Türkiye’deki genel seçimlere iki sene daha var. Ancak muhalefetteki partiler erken seçim çağrısı yapmaya devam ediyor. İktidar bu çağrıları reddederek seçimlerin zamanında düzenleneceğini vurguluyor. Araştırmacılar ise iktidar partisine olan oy desteğinin azaldığını öne sürüyor, diğer yandan anketlerde AKP’nin ortağı MHP’nin de mevcut baraj yüzde 10’u geçemediği görülüyor.
Diğer yandan seçim yasalarında yapılan değişikliklerin bir yıl geçmeden uygulanamayacağı sabit. Yani bir yıl dolmadan seçim olması halinde o değişikliklerin, o seçim için uygulanması mümkün olmuyor.

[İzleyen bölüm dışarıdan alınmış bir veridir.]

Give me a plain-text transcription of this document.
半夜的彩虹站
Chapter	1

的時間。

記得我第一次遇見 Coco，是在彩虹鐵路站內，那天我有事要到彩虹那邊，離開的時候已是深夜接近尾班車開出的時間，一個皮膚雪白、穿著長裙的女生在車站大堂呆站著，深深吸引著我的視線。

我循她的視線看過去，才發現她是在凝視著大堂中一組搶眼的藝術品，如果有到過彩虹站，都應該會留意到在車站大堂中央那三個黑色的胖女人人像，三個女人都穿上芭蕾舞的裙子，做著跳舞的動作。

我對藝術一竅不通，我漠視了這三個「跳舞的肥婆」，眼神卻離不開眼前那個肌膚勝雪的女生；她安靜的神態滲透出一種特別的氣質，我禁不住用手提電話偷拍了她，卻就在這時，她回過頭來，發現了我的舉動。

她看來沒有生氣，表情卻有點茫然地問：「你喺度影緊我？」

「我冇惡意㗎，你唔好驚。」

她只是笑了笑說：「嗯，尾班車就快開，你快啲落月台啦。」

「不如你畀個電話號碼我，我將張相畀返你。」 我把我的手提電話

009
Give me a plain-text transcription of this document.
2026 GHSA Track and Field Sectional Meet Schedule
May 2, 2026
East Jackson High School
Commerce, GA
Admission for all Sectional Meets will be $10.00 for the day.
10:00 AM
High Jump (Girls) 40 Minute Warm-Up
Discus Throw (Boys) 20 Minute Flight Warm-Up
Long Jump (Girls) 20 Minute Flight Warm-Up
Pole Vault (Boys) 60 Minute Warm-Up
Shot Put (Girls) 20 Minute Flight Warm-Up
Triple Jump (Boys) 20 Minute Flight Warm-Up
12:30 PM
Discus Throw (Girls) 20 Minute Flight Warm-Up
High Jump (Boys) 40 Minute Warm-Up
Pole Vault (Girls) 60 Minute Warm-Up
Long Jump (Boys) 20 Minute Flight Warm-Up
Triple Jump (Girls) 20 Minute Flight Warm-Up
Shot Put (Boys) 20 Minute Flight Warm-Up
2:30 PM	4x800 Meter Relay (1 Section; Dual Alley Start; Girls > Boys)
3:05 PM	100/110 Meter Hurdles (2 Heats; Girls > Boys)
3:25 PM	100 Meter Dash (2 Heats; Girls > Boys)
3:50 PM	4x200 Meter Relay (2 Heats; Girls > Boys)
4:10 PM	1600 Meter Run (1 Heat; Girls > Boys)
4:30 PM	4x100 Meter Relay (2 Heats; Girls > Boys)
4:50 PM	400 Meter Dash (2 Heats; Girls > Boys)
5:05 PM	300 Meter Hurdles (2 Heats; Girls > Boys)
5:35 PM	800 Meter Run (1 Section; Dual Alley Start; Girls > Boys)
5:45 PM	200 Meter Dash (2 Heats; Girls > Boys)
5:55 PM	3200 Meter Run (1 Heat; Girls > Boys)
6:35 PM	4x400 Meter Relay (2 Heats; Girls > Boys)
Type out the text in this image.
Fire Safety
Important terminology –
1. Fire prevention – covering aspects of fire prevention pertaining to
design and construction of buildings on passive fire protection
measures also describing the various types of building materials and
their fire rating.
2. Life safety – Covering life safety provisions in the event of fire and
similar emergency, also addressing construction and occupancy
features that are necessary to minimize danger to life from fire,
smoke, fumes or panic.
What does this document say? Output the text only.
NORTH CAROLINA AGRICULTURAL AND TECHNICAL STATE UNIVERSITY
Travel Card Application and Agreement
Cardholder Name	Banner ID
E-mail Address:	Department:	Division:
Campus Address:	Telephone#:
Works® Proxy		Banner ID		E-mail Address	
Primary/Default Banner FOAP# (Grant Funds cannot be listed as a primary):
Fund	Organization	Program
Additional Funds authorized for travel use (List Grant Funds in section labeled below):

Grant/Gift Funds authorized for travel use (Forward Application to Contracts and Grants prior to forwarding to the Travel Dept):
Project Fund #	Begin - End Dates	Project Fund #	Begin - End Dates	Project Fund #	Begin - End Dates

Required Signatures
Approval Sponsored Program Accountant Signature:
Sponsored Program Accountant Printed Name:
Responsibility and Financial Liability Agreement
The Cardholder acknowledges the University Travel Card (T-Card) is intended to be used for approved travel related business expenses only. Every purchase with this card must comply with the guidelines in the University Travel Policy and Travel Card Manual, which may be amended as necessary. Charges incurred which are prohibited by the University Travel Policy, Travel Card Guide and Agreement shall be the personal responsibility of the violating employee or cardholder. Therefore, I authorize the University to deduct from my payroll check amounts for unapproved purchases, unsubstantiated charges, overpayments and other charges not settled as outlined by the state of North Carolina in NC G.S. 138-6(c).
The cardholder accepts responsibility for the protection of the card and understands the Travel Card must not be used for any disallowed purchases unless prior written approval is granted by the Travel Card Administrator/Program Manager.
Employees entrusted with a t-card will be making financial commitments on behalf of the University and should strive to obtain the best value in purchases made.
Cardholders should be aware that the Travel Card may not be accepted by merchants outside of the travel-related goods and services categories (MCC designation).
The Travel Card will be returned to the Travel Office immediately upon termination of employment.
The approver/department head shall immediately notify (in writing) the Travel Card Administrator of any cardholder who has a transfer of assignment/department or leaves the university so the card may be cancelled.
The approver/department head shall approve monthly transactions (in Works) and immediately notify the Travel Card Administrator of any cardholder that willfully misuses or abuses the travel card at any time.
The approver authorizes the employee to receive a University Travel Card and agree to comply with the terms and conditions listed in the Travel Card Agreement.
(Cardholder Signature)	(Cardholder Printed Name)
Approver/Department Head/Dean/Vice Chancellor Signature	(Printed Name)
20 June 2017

Ancak yine de sandığı daha erken görmek isteyenlerin sayısı artıyor. İktidara yakınlığıyla bilinen ORC Araştırma’nın 1-5 Eylül tarihleri arasında 41 ilde 4 bin 180 kişiyle yaptığı ankete göre katılımcıların yüzde 59,9’u erken seçimin ihtiyaç olduğunu belirtti. Diğer yandan ankete göre son seçimde AKP’li Cumhurbaşkanı Tayyip Erdoğan’a oy verenlerin yaklaşık yüzde 40’ı da erken seçimin ihtiyaç olduğunu düşünüyor.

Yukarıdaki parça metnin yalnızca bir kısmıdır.